The Devil Press: A Comprehensive Guide

The devil press, also known as a devil’s press, is a full-body workout that combines a dumbbell burpee and a double dumbbell snatch. It is a challenging exercise that requires two dumbbells of the same weight. To perform the devil press, start by placing the dumbbells on the ground. Next, lower your body to the ground and grab the dumbbells, performing a burpee. As you jump up to your feet, hold a dumbbell in each hand and perform a dumbbell snatch, finishing with both arms locked out overhead and your body at full extension. This is one rep. It is important to complete the movement in one fluid motion, without pausing with the dumbbells at the shoulders.

The devil press is a compound exercise that works multiple muscle groups at the same time, making it an efficient way to train. It can be modified to suit different fitness levels and can be incorporated into various types of workouts, including HIIT circuits, strength training routines, or as a standalone exercise. Proper form is crucial for the devil press, so make sure to keep your core tight and your back straight as you lower down and perform the burpee. Use your hips and glutes to power the dumbbells overhead during the snatch portion of the movement, and be mindful of your wrist position to prevent strain on the joints.

The Devil Press Benefits

  • Increases strength: The devil press includes elements of a push-up and a weighted squat, both of which can increase strength.
  • Improves explosiveness: The dumbbell snatch portion of the movement requires explosiveness to get the dumbbells overhead, which can improve explosiveness in other exercises such as box jumps and Olympic lifts.
  • Increases cardiovascular endurance: The added weight of the dumbbells during the burpee portion of the movement makes it a challenging cardio exercise.
  • Full-body workout: The devil press works multiple muscle groups at the same time, making it an efficient way to train.
  • Can be modified to suit different fitness levels: The devil press can be modified to make it easier or more challenging, depending on the weight and number of reps used.
  • Versatile: The devil press can be incorporated into various types of workouts, including HIIT circuits, strength training routines, or as a standalone exercise.

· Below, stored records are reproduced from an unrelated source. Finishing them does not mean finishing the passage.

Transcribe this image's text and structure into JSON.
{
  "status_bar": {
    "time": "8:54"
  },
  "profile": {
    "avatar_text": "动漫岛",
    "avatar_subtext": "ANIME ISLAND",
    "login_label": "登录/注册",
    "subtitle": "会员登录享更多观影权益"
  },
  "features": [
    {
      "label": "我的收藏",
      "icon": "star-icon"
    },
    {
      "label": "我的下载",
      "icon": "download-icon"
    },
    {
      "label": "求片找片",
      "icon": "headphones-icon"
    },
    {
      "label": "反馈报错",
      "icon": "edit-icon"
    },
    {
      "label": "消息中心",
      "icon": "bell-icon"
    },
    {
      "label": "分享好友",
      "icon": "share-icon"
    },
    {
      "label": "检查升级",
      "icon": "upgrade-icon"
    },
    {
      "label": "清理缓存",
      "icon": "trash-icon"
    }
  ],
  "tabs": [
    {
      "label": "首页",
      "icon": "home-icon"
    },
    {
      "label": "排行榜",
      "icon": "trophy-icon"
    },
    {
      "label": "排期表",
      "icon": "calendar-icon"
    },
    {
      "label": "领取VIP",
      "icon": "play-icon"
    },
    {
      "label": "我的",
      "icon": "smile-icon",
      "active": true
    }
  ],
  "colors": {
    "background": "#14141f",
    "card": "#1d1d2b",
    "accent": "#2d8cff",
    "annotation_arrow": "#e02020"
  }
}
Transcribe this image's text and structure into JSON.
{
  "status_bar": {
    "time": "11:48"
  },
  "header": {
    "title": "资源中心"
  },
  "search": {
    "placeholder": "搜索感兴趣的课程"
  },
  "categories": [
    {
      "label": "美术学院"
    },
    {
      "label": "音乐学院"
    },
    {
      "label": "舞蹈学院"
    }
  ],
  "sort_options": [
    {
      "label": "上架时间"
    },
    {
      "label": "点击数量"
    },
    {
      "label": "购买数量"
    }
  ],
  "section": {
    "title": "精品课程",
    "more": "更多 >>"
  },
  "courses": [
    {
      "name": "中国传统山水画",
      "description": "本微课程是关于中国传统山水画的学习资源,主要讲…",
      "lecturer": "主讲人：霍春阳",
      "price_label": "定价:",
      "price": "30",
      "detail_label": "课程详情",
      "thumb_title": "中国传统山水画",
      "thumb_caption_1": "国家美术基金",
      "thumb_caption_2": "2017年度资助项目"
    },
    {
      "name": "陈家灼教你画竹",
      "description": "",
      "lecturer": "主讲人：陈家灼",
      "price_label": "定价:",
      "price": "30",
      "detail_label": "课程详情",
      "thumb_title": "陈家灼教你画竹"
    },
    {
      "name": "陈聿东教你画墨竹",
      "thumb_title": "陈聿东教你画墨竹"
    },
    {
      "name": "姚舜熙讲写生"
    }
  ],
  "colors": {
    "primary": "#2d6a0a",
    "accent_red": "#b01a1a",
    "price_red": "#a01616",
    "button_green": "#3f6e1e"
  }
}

Please note, that it is important to start with a conservative weight and maintain good form to get the most out of the devil press.

Single Arm Devil Press

In addition to the standard devil press, there is also a single arm variation that can be incorporated into your workouts. This variation involves performing the movement with one arm at a time, switching sides after each rep. The single arm devil press can be a good option for those looking to add an extra challenge to their workouts or for those who want to focus on developing strength and coordination in one arm at a time. It is important to maintain good form and start with a conservative weight until you build up your strength and coordination. As with the standard devil press, the single arm variation requires a combination of strength and explosiveness to complete the movement smoothly. It can be a great addition to any strength training routine and can help to improve overall functional strength and coordination.

Devil Clean & Jerk

The devil clean and jerk is a variation of the devil press that involves an additional movement. After completing the dumbbell burpee deadlift portion of the devil press, instead of locking out your arms overhead and performing a snatch, you clean the dumbbells up to your shoulders and then perform a push press or jerk to lift them up. This adds an extra challenge to the exercise, as it requires additional strength and coordination to complete the movement smoothly. The devil clean and jerk can be a good option for those looking to add an extra challenge to their workouts or for those who have already mastered the devil press. As with the devil press, it is important to maintain good form and start with a conservative weight until you build up your strength and coordination.

Before attempting any variation of the devil press, make sure to warm up with a few minutes of light cardio and some dynamic stretches. As with any new exercise, it is always a good idea to consult with a qualified fitness professional or physical therapist to ensure that you are using proper form and to get advice on modifications or alternatives if needed.